As the Minister of Labor pointed out, this increase is only one of the four categories of pension increases to be given in 2023: The other three result from the abolition from 1 January 2023 of the solidarity levy (affects 912,644 pensioners), the extraordinary allowance of 250 euros (for 1,206,624 pensioners) and the fourth installment of recalculation for pensioners with more than 30 years of insurance, the who had been punished by the Katrougalou law (concerns 231,655 pensioners).

According to the information provided by the minister:
– 2,499,285 pensioners will receive at least one increase.
– 1,344,696 million pensioners will receive a double increase,
– 185,649 pensioners will receive a triple increase.

At least one additional pension will be received by one in two pensioners, (and some will receive more).

83% of those who have a personal difference will also have a positive effect, either due to the abolition of the solidarity contribution, or due to the extraordinary allowance, which can reach 600 euros per year.

A total of 94.6% of pensioners will get a raise.

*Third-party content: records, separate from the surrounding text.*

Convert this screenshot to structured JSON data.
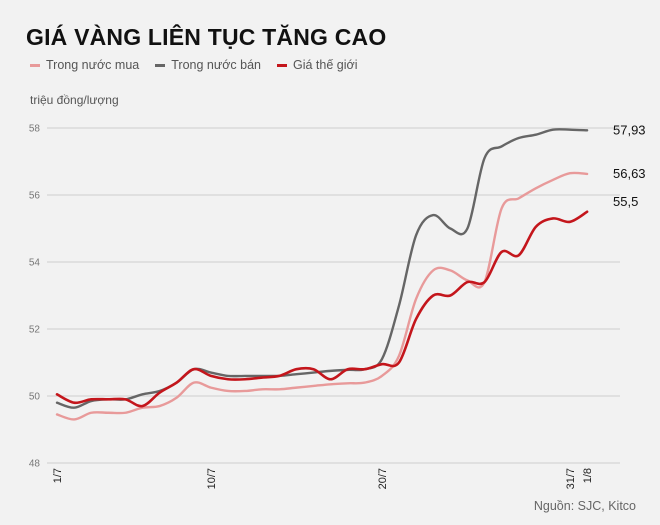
{
  "header": {
    "title": "GIÁ VÀNG LIÊN TỤC TĂNG CAO",
    "unit_label": "triệu đồng/lượng"
  },
  "legend": [
    {
      "label": "Trong nước mua",
      "color": "#e89a9a"
    },
    {
      "label": "Trong nước bán",
      "color": "#666666"
    },
    {
      "label": "Giá thế giới",
      "color": "#c4161c"
    }
  ],
  "footer": {
    "source": "Nguồn: SJC, Kitco"
  },
  "chart_data": {
    "type": "line",
    "title": "GIÁ VÀNG LIÊN TỤC TĂNG CAO",
    "xlabel": "",
    "ylabel": "triệu đồng/lượng",
    "ylim": [
      48,
      58
    ],
    "yticks": [
      48,
      50,
      52,
      54,
      56,
      58
    ],
    "grid": true,
    "legend_position": "top",
    "x_tick_labels": [
      "1/7",
      "10/7",
      "20/7",
      "31/7",
      "1/8"
    ],
    "x": [
      "1/7",
      "2/7",
      "3/7",
      "4/7",
      "5/7",
      "6/7",
      "7/7",
      "8/7",
      "9/7",
      "10/7",
      "11/7",
      "12/7",
      "13/7",
      "14/7",
      "15/7",
      "16/7",
      "17/7",
      "18/7",
      "19/7",
      "20/7",
      "21/7",
      "22/7",
      "23/7",
      "24/7",
      "25/7",
      "26/7",
      "27/7",
      "28/7",
      "29/7",
      "30/7",
      "31/7",
      "1/8"
    ],
    "series": [
      {
        "name": "Trong nước mua",
        "color": "#e89a9a",
        "values": [
          49.45,
          49.3,
          49.5,
          49.5,
          49.5,
          49.65,
          49.7,
          49.95,
          50.4,
          50.25,
          50.15,
          50.15,
          50.2,
          50.2,
          50.25,
          50.3,
          50.35,
          50.38,
          50.4,
          50.6,
          51.2,
          52.9,
          53.75,
          53.75,
          53.45,
          53.4,
          55.6,
          55.9,
          56.2,
          56.45,
          56.65,
          56.63
        ]
      },
      {
        "name": "Trong nước bán",
        "color": "#666666",
        "values": [
          49.8,
          49.65,
          49.85,
          49.9,
          49.9,
          50.05,
          50.15,
          50.4,
          50.8,
          50.7,
          50.6,
          50.6,
          50.6,
          50.6,
          50.65,
          50.7,
          50.75,
          50.78,
          50.8,
          51.1,
          52.7,
          54.8,
          55.4,
          55.0,
          55.0,
          57.1,
          57.45,
          57.7,
          57.8,
          57.95,
          57.95,
          57.93
        ]
      },
      {
        "name": "Giá thế giới",
        "color": "#c4161c",
        "values": [
          50.05,
          49.8,
          49.9,
          49.9,
          49.9,
          49.7,
          50.1,
          50.4,
          50.8,
          50.6,
          50.5,
          50.5,
          50.55,
          50.6,
          50.8,
          50.8,
          50.5,
          50.8,
          50.8,
          50.95,
          51.0,
          52.3,
          53.0,
          53.0,
          53.4,
          53.4,
          54.3,
          54.2,
          55.05,
          55.3,
          55.2,
          55.5
        ]
      }
    ],
    "end_labels": [
      "56,63",
      "57,93",
      "55,5"
    ]
  }
}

The Minister of Labor and Social Affairs also recalled the five main rationalization arrangements of the insurance legislation which are:

1. The reduction of the limitation period for unconfirmed debts to EFKL to 10 years from 20
2. The increase in installments for settled debts to EFKA to 24 installments, as also applies to debts to the Tax Office
3. The extension of the “combat five years” to all enlisted men
4. The establishment of a ceiling also for supplementary pensions, otherwise some groups would receive exorbitant pensions of 15,000 or 20,000 euros per month
5. The possibility given to the public fund management companies that have been successfully managing EFKA reserves for 20 years to do the same for the Civil Servants Equity Fund reserves. Responding to the criticism leveled at this provision, Mr. Hatzidakis noted that due to the non-professional management of the Fund’s reserves, their value has greatly diminished. As he said, “There is only 37% left. The criticism that should be made is the other way around, because such a regulation at the limits of the self-evident did not come sooner!”

Mr. Hatzidakis also referred to the main social arrangements that are the reduction of the disability rate to 50% for receiving a pension and disability benefits for all EFKA insured persons for whom a higher percentage was foreseen, the prohibition of discrimination at work against HIV-positive people and the extension of maternity leave for women employed in the private sector to nine months from six, in proportion to the corresponding leave to which mothers working in the State are entitled.

Concluding, Mr. Hatzidakis emphasized that “We will not follow the path of slogans, lies and negativism. It is your right if you have chosen to walk this path, to walk it alone. We in the government and the Ministry of Labor and Social Affairs have decided to move forward on the path of European reforms, implementing a social policy not in words, but in action.”